Harry dreamed there was a fire. The bells of the fire engine were ringing, loud, aggravating, as the engine raced up the Graig hill, louder, louder …
‘Dad!’
He woke with a start to find Jenny shaking his shoulder. She was wearing a cotton nightgown that was too thin for the time of year. Then it came again, that loud sharp ring.
‘Do you want me to open up the shop?’
Totally disorientated, he looked around and realised he’d slept in the living room. He glanced at the clock on the mantelpiece. Five-thirty. The shop should have been opened for the early-shift miners half an hour ago.
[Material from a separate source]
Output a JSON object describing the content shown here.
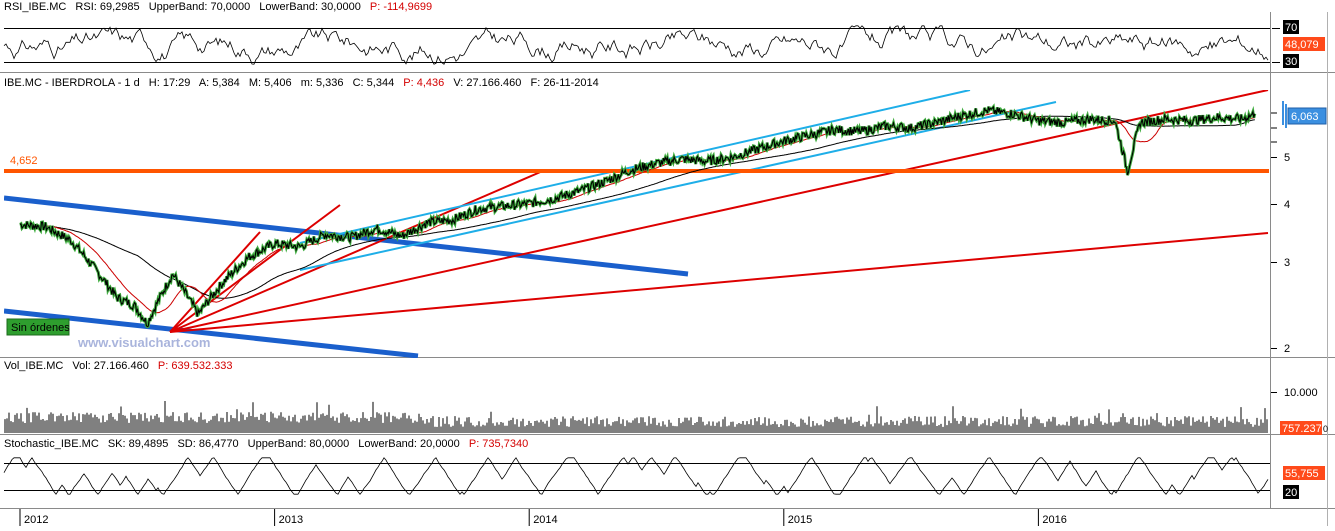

He tried to move and realised he was still dressed. ‘No, you go back to bed, love, I’ll see to it.’
‘You sure, Dad?’
He was already on his way down the stairs, the walls swaying precariously around him courtesy of the brandy that still flowed in his veins. His head hurt, his mouth felt as though he’d been eating sawdust laced with mould, and his body was ten times larger and clumsier than it had been the night before. ‘Coming!’ he shouted angrily, as he opened the door that led into the shop. Pulling up the blind, he thrust back the bolts on the shop door.
‘Heavy night?’ Mr Richards enquired sarcastically.